Strange Tale with a Moral at the End

 
I see a mother with her head bent forward, with one baby in her arms, one in utero, one clinging to her neck. I wasn't thinking about a Mother and Child as I was making this mixed media monoprint, but after it was done it seemed so clear. It is the same orientation, scale and stance as a watercolor Mother and Child given to me many years ago by Alfred Van Loen.  I had studied stone carving with him in my late teens & early twenties, and also a little wood carving.  His watercolor was representational, with just one baby in the mother's arms.  I wish I knew where it is now.  But every time I look at my Mother and Child I think of his.  Which I guess means I think of him...and our crazy crush that enhanced the sculpture lessons.


My friend Linda Dubin Garfield recently organized  this ARTISTS Against Hunger Exhibition.  I was very happy to submit Mother and Child to be juried for it, and pleased that it was juried in.



I was told that the juror liked it better horizontal, which I didn't think much about at the time.  I didn't make it to the opening or the show.  When I went to pick it up the show had already been taken down.  I was told that they had changed the wire on the back to hang it horizontally.  I was surprised and shocked at such an unheard of and bizarre breach of trust. It is unclear how it happened.

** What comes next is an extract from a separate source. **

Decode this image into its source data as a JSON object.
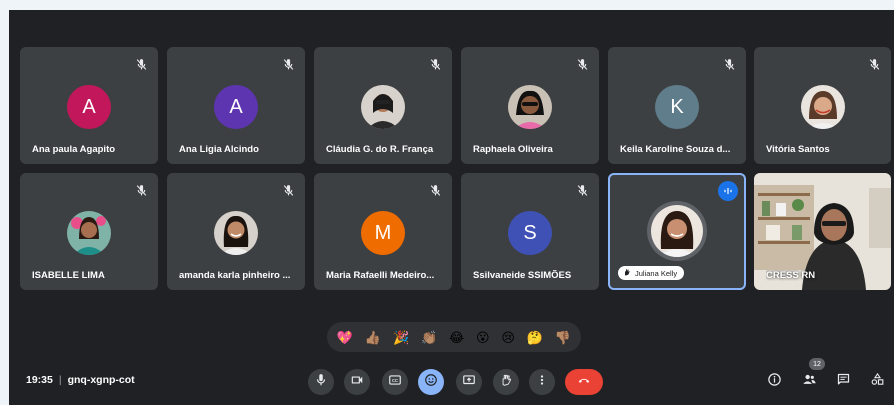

I still don't know.  Did it hang this way?


Or this way?



When I got home I looked at it horizontal for a few days, wondering if I had missed something.  Then I got a screwdriver and fixed the wire back to its proper spot on the frame.


 I'm very happy Mother and Child is home in its spot in my studio. It is not hanging vertically because that is the way it fits in its spot.  That is its spot because it is meant to be seen vertically.  I like the way it is enclosed by my bookshelf on one side, the doorway on the other, and my old caribou skin mukluks from Vista Volunteer days in Alaska above.

What I really like is that the ARTISTS Against Hunger Exhibition raised a substantial amount of money for The Food Trust!  That is the most important moral of this strange tale.